August 28th, 2003 Posted in 2003

Hey, I just now noticed I’ve got comments on my entries. That’s rocking. Of course, many of them seem to just say “Your life is so boring and I hate you.” Yeah, thanks. I already knew that, Inspector Newsflash. Still, I’ll make a point to responding to any of the three people who read this who take the time to post a response. My apologies for neglecting them as long as I have.

Anyway, onto my post. I read recently about people camping out in stores waiting to buy their copy of the new Two Towers DVD at precisely midnight, when it went on sale.
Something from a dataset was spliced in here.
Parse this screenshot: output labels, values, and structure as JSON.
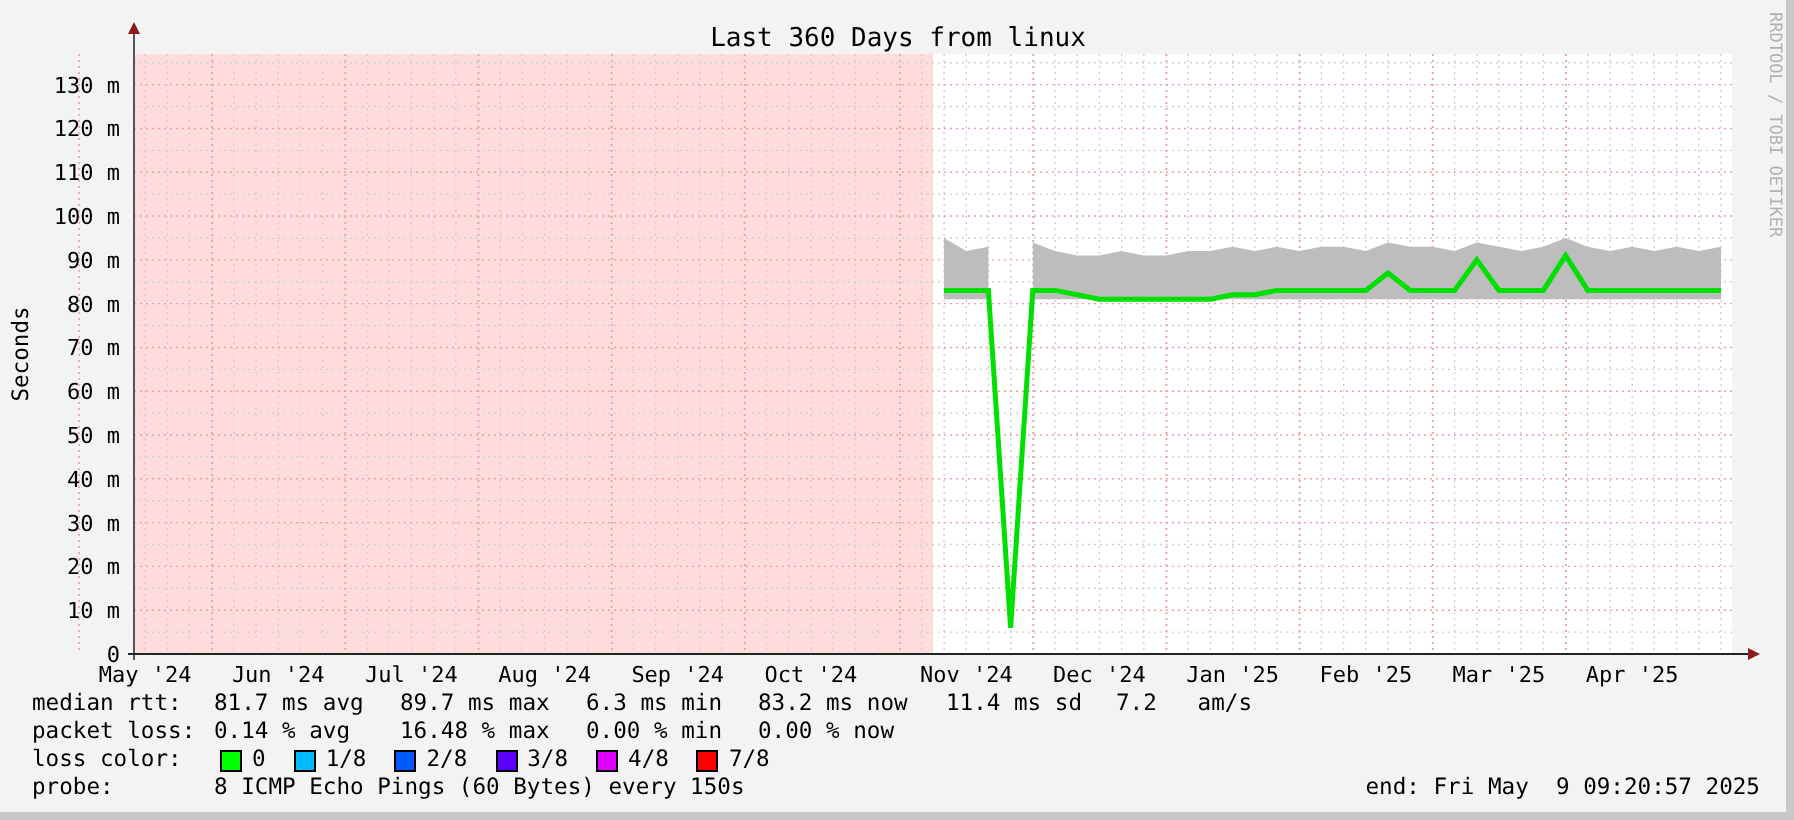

This strikes me as at best, needlessly excessive, and at worse, evidence that you’ve made some poor life choices up until this point. I’m as excited as anyone about The Two Towers—it rules. But come one, hundreds of thousands of copies will be available at every store imaginable the very next day; the need to stay up all night waiting for and watching a film you’ve already seen before strikes me as a bad page choice on the choose-your-own-adventure we call life.
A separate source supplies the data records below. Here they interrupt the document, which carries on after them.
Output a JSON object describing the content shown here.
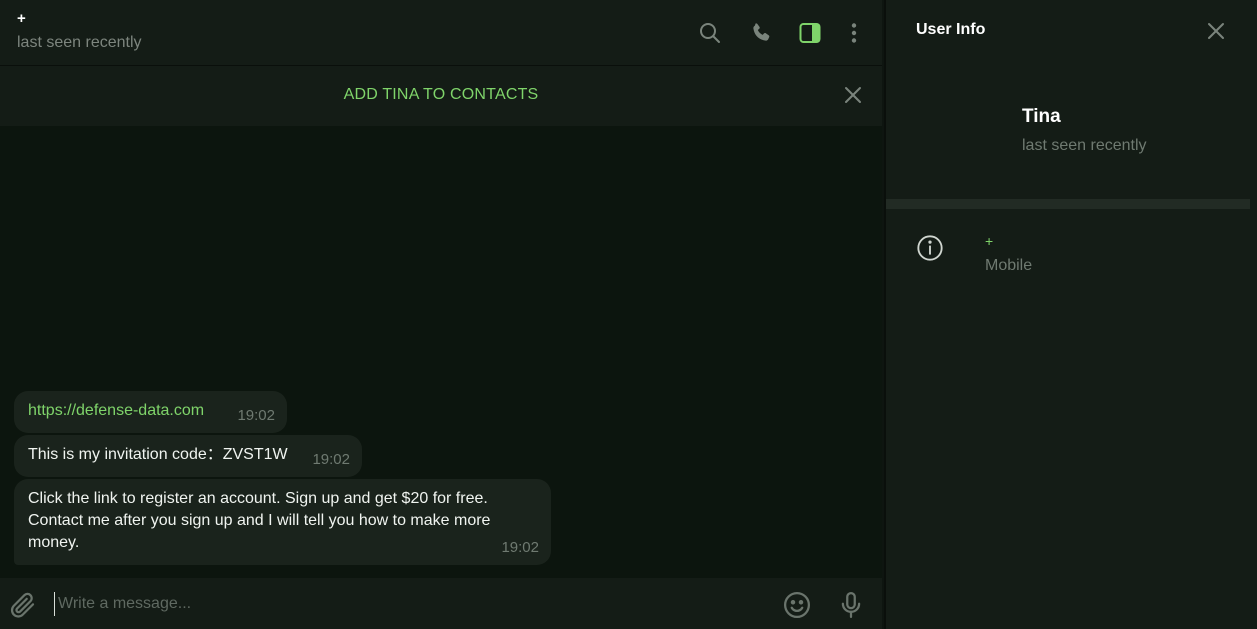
{
  "chat": {
    "peer_name": "+",
    "peer_status": "last seen recently",
    "header_icons": [
      "search-icon",
      "phone-icon",
      "sidebar-toggle-icon",
      "more-vertical-icon"
    ],
    "add_contact_banner": "ADD TINA TO CONTACTS",
    "messages": [
      {
        "text": "https://defense-data.com",
        "time": "19:02",
        "is_link": true
      },
      {
        "text": "This is my invitation code：ZVST1W",
        "time": "19:02"
      },
      {
        "line1": "Click the link to register an account. Sign up and get $20 for free.",
        "line2": "Contact me after you sign up and I will tell you how to make more",
        "line3": "money.",
        "time": "19:02"
      }
    ],
    "composer": {
      "placeholder": "Write a message...",
      "icons": [
        "paperclip-icon",
        "emoji-icon",
        "microphone-icon"
      ]
    }
  },
  "info_panel": {
    "title": "User Info",
    "name": "Tina",
    "status": "last seen recently",
    "phone_value": "+",
    "phone_label": "Mobile"
  },
  "colors": {
    "accent": "#7fd46a",
    "background": "#0c150e",
    "panel": "#141c16",
    "bubble": "#1a231c"
  }
}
I freely admit that I’m a geek. But there’s a level of geekiness in myself that I’m prepared to accept—it’s like if I was the President and geeky things were civilian casualties. I would consider extended versions of Tolkien movies acceptable losses. Also women and children. I will buy the extended version of The Two Towers and slop it up like spaghetti from the kitchen-vagina of Heaven. That’s not the point.

No, my problem isn’t with liking geeky things—and let’s be honest, if all of us didn’t like at least a few geeky things, would you even be reading a blog about Lord of the Rings DVDs online?—but with how much you’re willing to like them. If you own The Matrix, you’re simply enjoying an acceptably geeky thing. If you own The Matrix behind-the-scenes video, The Animatrix and Enter the Matrix, it’s possible you’ve lost a small amount of self respect. If you own a plaster bust of Morpheus:

…then, yes, you’ve crossed that invisible line, and in doing so have lost unspeakably vast amounts of dignity (and blood, if I catch you talking to it). If you own an Official Trinity Penis Clinger:

…then you—well, actually, that’s kind of funny. Wow, she really looks like a lesbian there, doesn’t she? I’d walk around with it on my cock all day, and if anyone asked, I’d just say I fell groin-first into my daughter’s Constant Craving KD Lang Goth playset. Heh heh—man.

Wait, I seem to have strayed off-point.

I guess all I’m saying is, if you want to buy the Two Towers Extended Edition, that’s acceptably geeky, and you wont be alone. If you want to watch all 14 hours of the DVD extras in one sitting, you’ve probably gone outside the bounds of acceptable geekiness by a little. And if you show up at my apartment at 8:00pm dressed like Legolas, and try to convince me to go stand in line for four hours to buy the DVD for a movie I’ve already seen, that will be available tomorrow without waiting, then yes, you’ve lost touch with reality. At that point, Legolas will be able to discover the depths of his heightened elf perception firsthand, since I’ll be slamming the door in his face without warning, then chucking cutlery at his kneecaps through the mailslot untill he goes away.